Other venues used by the festival include Cankar Hall, Congress Square, the Slovenian Philharmonic Hall and additional cultural spaces in Ljubljana.

== Organisation and leadership ==
The Ljubljana Festival was founded by the City of Ljubljana, and the honorary patron of the festival is the Mayor of Ljubljana. The festival is organised by the public institute Festival Ljubljana, based at Trg francoske revolucije 1 in Ljubljana.

The general and artistic director is Darko Brlek. He became artistic director of the Ljubljana Festival in 1992 and later executive director in 1995. Brlek has also served as president of the European Festivals Association from 2005 to 2017 and is an honorary member of the association.

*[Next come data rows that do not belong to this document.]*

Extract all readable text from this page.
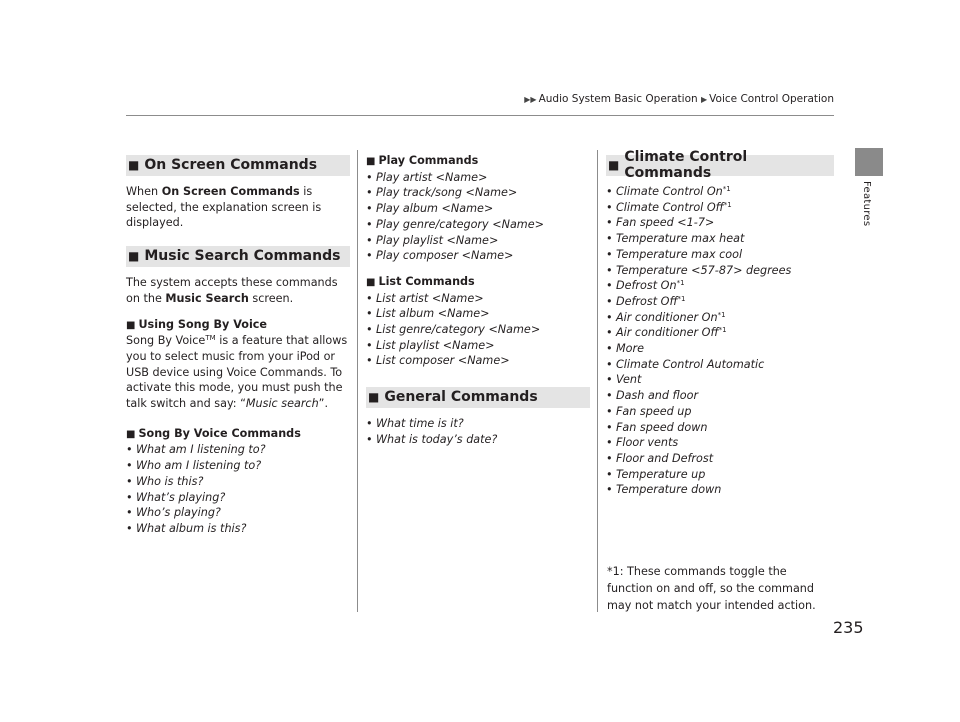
▶▶ Audio System Basic Operation ▶ Voice Control Operation
Features
■ On Screen Commands

When On Screen Commands is selected, the explanation screen is displayed.

■ Music Search Commands

The system accepts these commands on the Music Search screen.

■ Using Song By Voice
Song By Voice™ is a feature that allows you to select music from your iPod or USB device using Voice Commands. To activate this mode, you must push the talk switch and say: “Music search”.
■ Song By Voice Commands
• What am I listening to?
• Who am I listening to?
• Who is this?
• What’s playing?
• Who’s playing?
• What album is this?
■ Play Commands
• Play artist <Name>
• Play track/song <Name>
• Play album <Name>
• Play genre/category <Name>
• Play playlist <Name>
• Play composer <Name>
■ List Commands
• List artist <Name>
• List album <Name>
• List genre/category <Name>
• List playlist <Name>
• List composer <Name>
■ General Commands
• What time is it?
• What is today’s date?
■ Climate Control Commands
• Climate Control On$^{*1}$
• Climate Control Off$^{*1}$
• Fan speed <1-7>
• Temperature max heat
• Temperature max cool
• Temperature <57-87> degrees
• Defrost On$^{*1}$
• Defrost Off$^{*1}$
• Air conditioner On$^{*1}$
• Air conditioner Off$^{*1}$
• More
• Climate Control Automatic
• Vent
• Dash and floor
• Fan speed up
• Fan speed down
• Floor vents
• Floor and Defrost
• Temperature up
• Temperature down
*1: These commands toggle the function on and off, so the command may not match your intended action.
235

== Guest orchestras and ensembles ==
Orchestras and ensembles that have appeared at the Ljubljana Festival include the Vienna Philharmonic, Israel Philharmonic Orchestra, Mariinsky Theatre, Munich Philharmonic, Filarmonica della Scala, West–Eastern Divan Orchestra, Pittsburgh Symphony Orchestra, Bolshoi Theatre, Royal Philharmonic Orchestra, Boston Symphony Orchestra, Gewandhaus Orchestra, Royal Concertgebouw Orchestra, Sofia Philharmonic Orchestra, Béjart Ballet Lausanne and the Eifman Ballet of Saint Petersburg.

== Guest conductors ==
Conductors who have appeared at the festival include Valery Gergiev, Daniel Barenboim, Christoph Eschenbach, Daniel Harding, Zubin Mehta, Ennio Morricone, Riccardo Muti, Charles Dutoit, Fabio Luisi, Mstislav Rostropovich, En Shao, Nayden Todorov, Vasily Petrenko, Andris Nelsons, Herbert Blomstedt and Iván Fischer.

== Guest soloists ==
Instrumental soloists who have appeared at the festival include Yuri Bashmet, Denis Matsuev, Yehudi Menuhin, Julian Rachlin, Vadim Repin, Alexander Rudin, Mojca Zlobko Vajgl, Dubravka Tomšič Srebotnjak, Martha Argerich, Lang Lang, Hélène Grimaud, Jean-Yves Thibaudet and Simon Trpčeski.

Vocal soloists who have appeared at the festival include Anna Netrebko, Jonas Kaufmann, Paata Burchuladze, Joseph Calleja, José Carreras, Marjana Lipovšek, Ramón Vargas, Juan Diego Flórez, Diana Damrau, Nicolas Testé, Plácido Domingo, Sondra Radvanovsky, Piotr Beczała, Ute Lemper, Jonathan Tetelman and Ludovic Tézier.

== Programme ==
The festival programme covers symphonic and chamber music, opera, ballet, theatre, musical theatre, dance, jazz and popular music. It combines international guest appearances with Slovenian productions and artists, and also includes special projects in public spaces and historic venues in Ljubljana.

In addition to the summer festival, Festival Ljubljana also organises the Winter Festival, introduced into its regular programme after 2017, with concerts by Slovenian and international artists at different venues in Ljubljana.